Again, we get significant results. So, we need to conclude that temperature and storage time caused a significant influence on the germination behavior for the species under study.

Before concluding, it is necessary to mention that, in general, the above LR tests should be taken with care: the results are only approximate and the observed data are not totally independent, as multiple observations are taken in each experimental unit (Petri dish). In order to restore independence, we would need to add to the model a random effect for the Petri dish, which is not an easy task in a time-to-event framework (Onofri et al., 2019). However, we got very low p-levels, which leave us rather confident about the significance of effects. It may be a good suggestion, in general, to avoid formal hypothesis testing and compare the models by using the Akaike Information Criterion (AIC: the lowest is the best), which confirms that the complete model with four curves is, indeed, the best one.

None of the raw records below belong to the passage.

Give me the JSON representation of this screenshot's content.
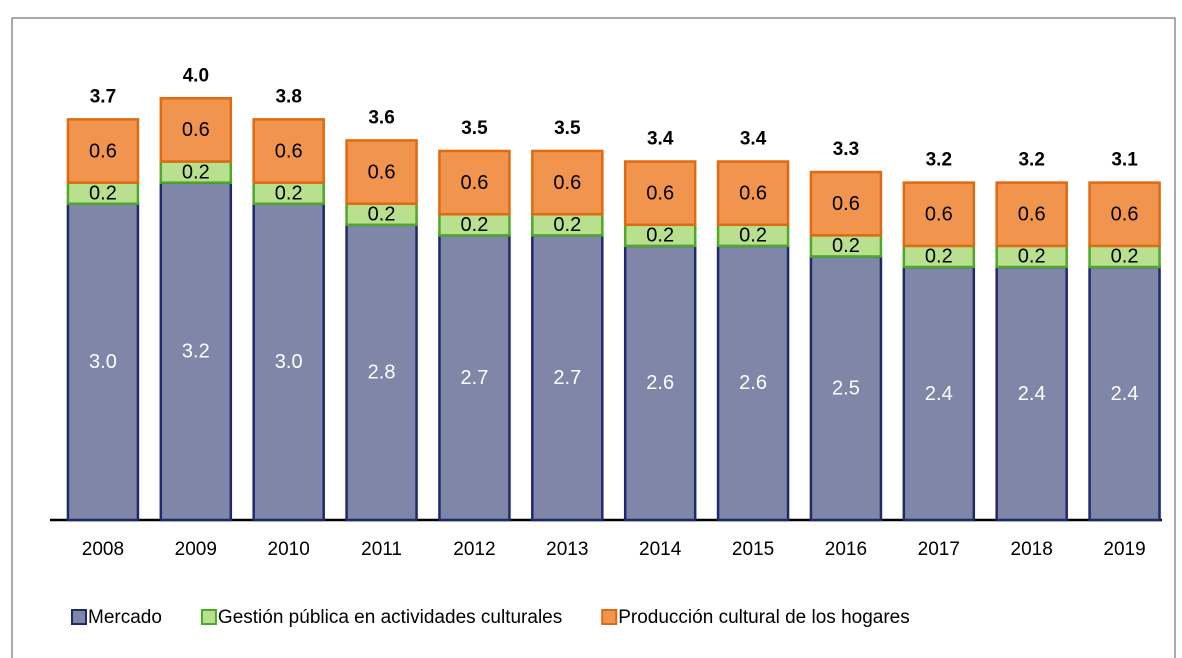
{
  "chart_data": {
    "type": "stacked_bar",
    "categories": [
      "2008",
      "2009",
      "2010",
      "2011",
      "2012",
      "2013",
      "2014",
      "2015",
      "2016",
      "2017",
      "2018",
      "2019"
    ],
    "ylim": [
      0,
      4.6
    ],
    "series": [
      {
        "name": "Mercado",
        "color": "#7f86a8",
        "stroke": "#1f2a6b",
        "label_color": "#ffffff",
        "values": [
          3,
          3.2,
          3,
          2.8,
          2.7,
          2.7,
          2.6,
          2.6,
          2.5,
          2.4,
          2.4,
          2.4
        ],
        "value_labels": [
          "3.0",
          "3.2",
          "3.0",
          "2.8",
          "2.7",
          "2.7",
          "2.6",
          "2.6",
          "2.5",
          "2.4",
          "2.4",
          "2.4"
        ]
      },
      {
        "name": "Gestión pública en actividades culturales",
        "color": "#b9e08f",
        "stroke": "#4fa82a",
        "label_color": "#000000",
        "values": [
          0.2,
          0.2,
          0.2,
          0.2,
          0.2,
          0.2,
          0.2,
          0.2,
          0.2,
          0.2,
          0.2,
          0.2
        ]
      },
      {
        "name": "Producción cultural de los hogares",
        "color": "#f0944e",
        "stroke": "#e06a10",
        "label_color": "#000000",
        "values": [
          0.6,
          0.6,
          0.6,
          0.6,
          0.6,
          0.6,
          0.6,
          0.6,
          0.6,
          0.6,
          0.6,
          0.6
        ]
      }
    ],
    "totals": {
      "values": [
        3.7,
        4,
        3.8,
        3.6,
        3.5,
        3.5,
        3.4,
        3.4,
        3.3,
        3.2,
        3.2,
        3.1
      ],
      "value_labels": [
        "3.7",
        "4.0",
        "3.8",
        "3.6",
        "3.5",
        "3.5",
        "3.4",
        "3.4",
        "3.3",
        "3.2",
        "3.2",
        "3.1"
      ]
    },
    "legend": "bottom"
  }
}
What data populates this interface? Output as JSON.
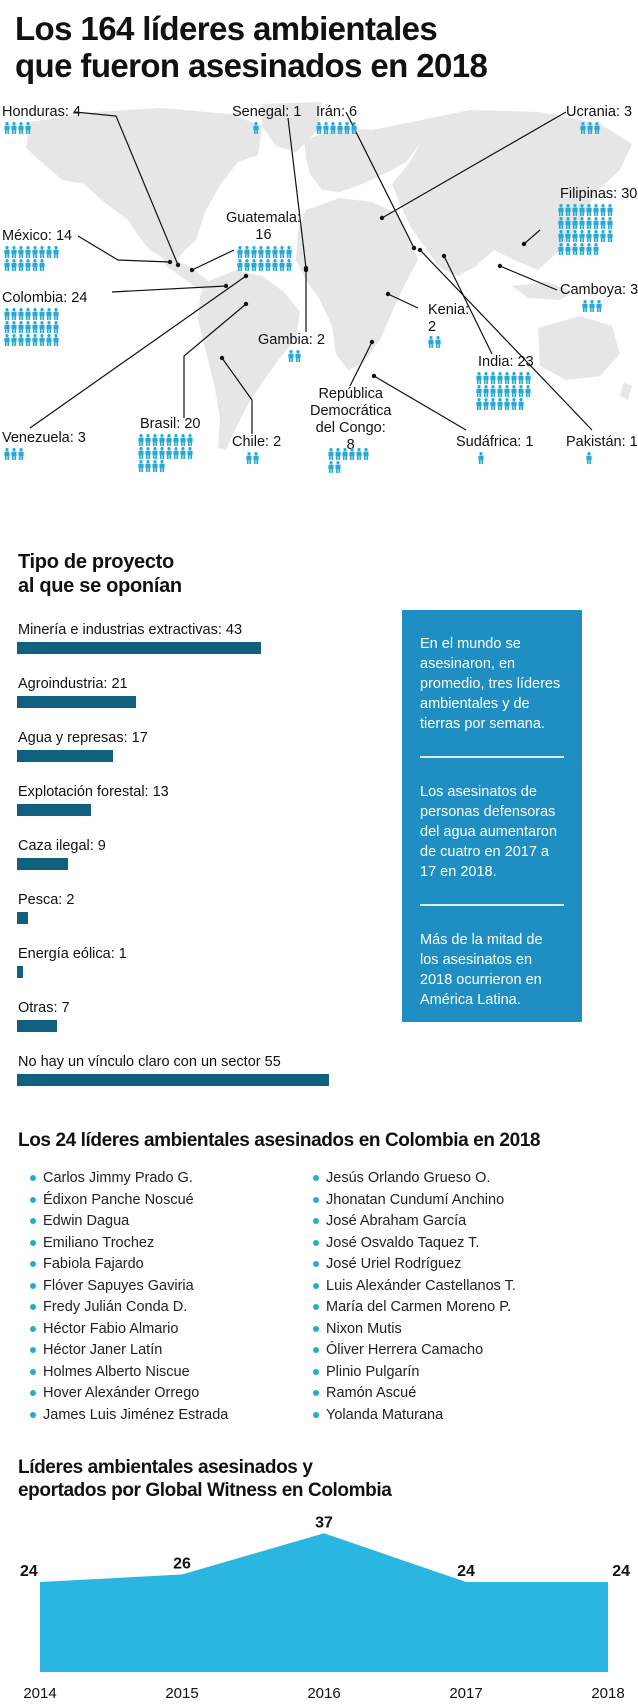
{
  "title_line1": "Los 164 líderes ambientales",
  "title_line2": "que fueron asesinados en 2018",
  "colors": {
    "dark_bar": "#10617f",
    "accent": "#29b6e0",
    "box": "#1f8fc3",
    "map": "#e6e6e6",
    "person": "#29a9d6"
  },
  "map": {
    "countries": [
      {
        "id": "honduras",
        "label": "Honduras: 4",
        "count": 4
      },
      {
        "id": "senegal",
        "label": "Senegal: 1",
        "count": 1
      },
      {
        "id": "iran",
        "label": "Irán: 6",
        "count": 6
      },
      {
        "id": "ucrania",
        "label": "Ucrania: 3",
        "count": 3
      },
      {
        "id": "filipinas",
        "label": "Filipinas: 30",
        "count": 30
      },
      {
        "id": "mexico",
        "label": "México: 14",
        "count": 14
      },
      {
        "id": "guatemala",
        "label": "Guatemala:\n16",
        "count": 16
      },
      {
        "id": "colombia",
        "label": "Colombia: 24",
        "count": 24
      },
      {
        "id": "camboya",
        "label": "Camboya: 3",
        "count": 3
      },
      {
        "id": "kenia",
        "label": "Kenia:\n2",
        "count": 2
      },
      {
        "id": "gambia",
        "label": "Gambia: 2",
        "count": 2
      },
      {
        "id": "india",
        "label": "India: 23",
        "count": 23
      },
      {
        "id": "rdc",
        "label": "República\nDemocrática\ndel Congo:\n8",
        "count": 8
      },
      {
        "id": "venezuela",
        "label": "Venezuela: 3",
        "count": 3
      },
      {
        "id": "brasil",
        "label": "Brasil: 20",
        "count": 20
      },
      {
        "id": "chile",
        "label": "Chile: 2",
        "count": 2
      },
      {
        "id": "sudafrica",
        "label": "Sudáfrica: 1",
        "count": 1
      },
      {
        "id": "pakistan",
        "label": "Pakistán: 1",
        "count": 1
      }
    ]
  },
  "projects": {
    "title_line1": "Tipo de proyecto",
    "title_line2": "al que se oponían",
    "max": 55,
    "items": [
      {
        "label": "Minería e industrias extractivas: 43",
        "value": 43
      },
      {
        "label": "Agroindustria: 21",
        "value": 21
      },
      {
        "label": "Agua y represas: 17",
        "value": 17
      },
      {
        "label": "Explotación forestal: 13",
        "value": 13
      },
      {
        "label": "Caza ilegal: 9",
        "value": 9
      },
      {
        "label": "Pesca: 2",
        "value": 2
      },
      {
        "label": "Energía eólica: 1",
        "value": 1
      },
      {
        "label": "Otras: 7",
        "value": 7
      },
      {
        "label": "No hay un vínculo claro con un sector 55",
        "value": 55
      }
    ]
  },
  "facts": [
    "En el mundo se asesinaron, en promedio, tres líderes ambientales y de tierras por semana.",
    "Los asesinatos de personas defensoras del agua aumentaron de cuatro en 2017 a 17 en 2018.",
    "Más de la mitad de los asesinatos en 2018 ocurrieron en América Latina."
  ],
  "colombia_names": {
    "title": "Los 24 líderes ambientales asesinados en Colombia en 2018",
    "left": [
      "Carlos Jimmy Prado G.",
      "Édixon Panche Noscué",
      "Edwin Dagua",
      "Emiliano Trochez",
      "Fabiola Fajardo",
      "Flóver Sapuyes Gaviria",
      "Fredy Julián Conda D.",
      "Héctor Fabio Almario",
      "Héctor Janer Latín",
      "Holmes Alberto Niscue",
      "Hover Alexánder Orrego",
      "James Luis Jiménez Estrada"
    ],
    "right": [
      "Jesús Orlando Grueso O.",
      "Jhonatan Cundumí Anchino",
      "José Abraham García",
      "José Osvaldo Taquez T.",
      "José Uriel Rodríguez",
      "Luis Alexánder Castellanos T.",
      "María del Carmen Moreno P.",
      "Nixon Mutis",
      "Óliver Herrera Camacho",
      "Plinio Pulgarín",
      "Ramón Ascué",
      "Yolanda Maturana"
    ]
  },
  "area_title_line1": "Líderes ambientales asesinados y",
  "area_title_line2": "eportados por Global Witness en Colombia",
  "chart_data": [
    {
      "type": "bar",
      "title": "Tipo de proyecto al que se oponían",
      "categories": [
        "Minería e industrias extractivas",
        "Agroindustria",
        "Agua y represas",
        "Explotación forestal",
        "Caza ilegal",
        "Pesca",
        "Energía eólica",
        "Otras",
        "No hay un vínculo claro con un sector"
      ],
      "values": [
        43,
        21,
        17,
        13,
        9,
        2,
        1,
        7,
        55
      ],
      "orientation": "horizontal"
    },
    {
      "type": "area",
      "title": "Líderes ambientales asesinados y eportados por Global Witness en Colombia",
      "x": [
        "2014",
        "2015",
        "2016",
        "2017",
        "2018"
      ],
      "values": [
        24,
        26,
        37,
        24,
        24
      ],
      "color": "#29b6e0"
    }
  ]
}
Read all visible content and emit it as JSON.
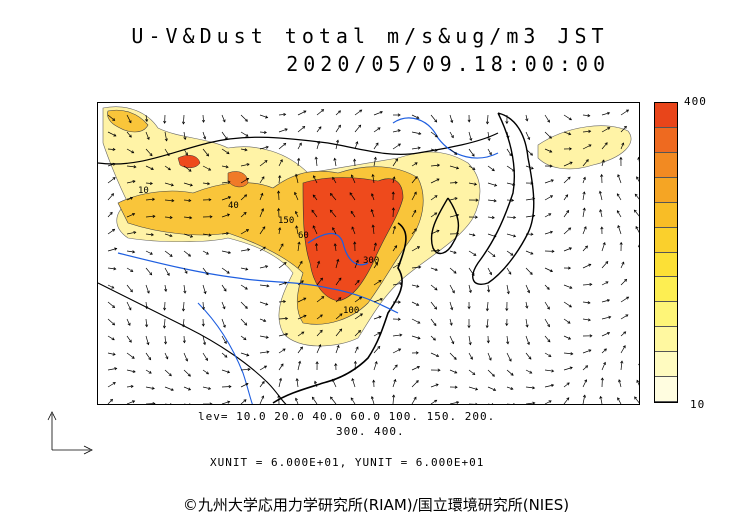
{
  "title_line1": "U-V&Dust total m/s&ug/m3 JST",
  "title_line2": "2020/05/09.18:00:00",
  "legend": {
    "max_label": "400",
    "min_label": "10",
    "levels_line1": "lev= 10.0 20.0 40.0 60.0 100. 150. 200.",
    "levels_line2": "300. 400.",
    "colors": [
      "#e8451a",
      "#ee6a20",
      "#f28a22",
      "#f5a524",
      "#f8bd26",
      "#fad02c",
      "#fce036",
      "#fdee52",
      "#fef578",
      "#fff8a0",
      "#fffbc0",
      "#fffde0"
    ]
  },
  "unit_text": "XUNIT = 6.000E+01, YUNIT = 6.000E+01",
  "credit": "©九州大学応用力学研究所(RIAM)/国立環境研究所(NIES)",
  "map": {
    "land_line_color": "#000000",
    "river_color": "#1f5fe0",
    "high_dust_color": "#ee4a1c",
    "mid_dust_color": "#f9c53a",
    "low_dust_color": "#fff3a6",
    "contour_labels": [
      "40",
      "150",
      "60",
      "10",
      "100",
      "300"
    ]
  }
}
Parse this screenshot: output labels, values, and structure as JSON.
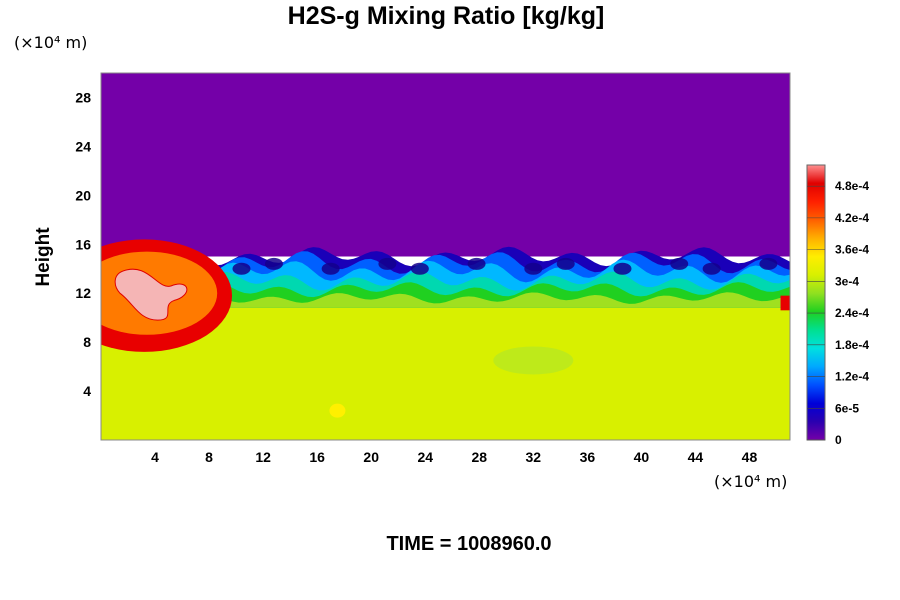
{
  "chart_data": {
    "type": "heatmap",
    "title": "H2S-g Mixing Ratio [kg/kg]",
    "ylabel": "Height",
    "x_unit": "(×10⁴ m)",
    "y_unit": "(×10⁴ m)",
    "x_ticks": [
      4,
      8,
      12,
      16,
      20,
      24,
      28,
      32,
      36,
      40,
      44,
      48
    ],
    "y_ticks": [
      4,
      8,
      12,
      16,
      20,
      24,
      28
    ],
    "xlim": [
      0,
      51
    ],
    "ylim": [
      0,
      30
    ],
    "colorbar": {
      "ticks": [
        "0",
        "6e-5",
        "1.2e-4",
        "1.8e-4",
        "2.4e-4",
        "3e-4",
        "3.6e-4",
        "4.2e-4",
        "4.8e-4"
      ],
      "tick_values": [
        0,
        6e-05,
        0.00012,
        0.00018,
        0.00024,
        0.0003,
        0.00036,
        0.00042,
        0.00048
      ],
      "range": [
        0,
        0.00052
      ],
      "colors": [
        "#7400a8",
        "#2a00b0",
        "#0000d8",
        "#0050ff",
        "#00a8ff",
        "#00e0e0",
        "#00e090",
        "#20d020",
        "#90e020",
        "#d8f000",
        "#ffee00",
        "#ffb000",
        "#ff6000",
        "#ff2000",
        "#e00000",
        "#ff9090"
      ]
    },
    "field": {
      "upper_region": {
        "y_range": [
          15,
          30
        ],
        "value": 0
      },
      "mixing_layer": {
        "y_range": [
          11,
          15
        ],
        "value_range": [
          0,
          0.00036
        ]
      },
      "lower_region": {
        "y_range": [
          0,
          11
        ],
        "value": 0.00036
      },
      "max_patch": {
        "x_range": [
          0,
          7
        ],
        "y_range": [
          9.5,
          14.5
        ],
        "value": 0.0005
      }
    },
    "footer_label": "TIME = 1008960.0",
    "colors": {
      "upper": "#7400a8",
      "lower": "#d8f000",
      "mid_green": "#20d020",
      "patch": "#f5b5b5"
    }
  }
}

AIC(mod1, mod2, mod3, modNull)
##          df      AIC
## mod1    244 1995.088
## mod2    250 2094.524
## mod3    250 2198.961
## modNull 253 2215.862

For those who are familiar with linear model parameterisation, it is possible to reach even a higher degree of flexibility by using the ‘pmodels’ argument, within the ‘drm()’ function. However, this will require another post. Thanks for reading!

# References

1. Catara, S., Cristaudo, A., Gualtieri, A., Galesi, R., Impelluso, C., Onofri, A., 2016. Threshold temperatures for seed germination in nine species of Verbascum (Scrophulariaceae). Seed Science Research 26, 30–46.
2. Onofri, A., Mesgaran, M.B., Tei, F., Cousens, R.D., 2011. The cure model: an improved way to describe seed germination? Weed Research 51, 516–524.
3. Onofri, A., Piepho, H.-P., Kozak, M., 2019. Analysing censored data in agricultural research: A review with examples and software tips. Annals of Applied Biology 174, 3–13. https://doi.org/10.1111/aab.12477
4. Ritz, C., Pipper, C.B., Streibig, J.C., 2013. Analysis of germination data from agricultural experiments. European Journal of Agronomy 45, 1–6.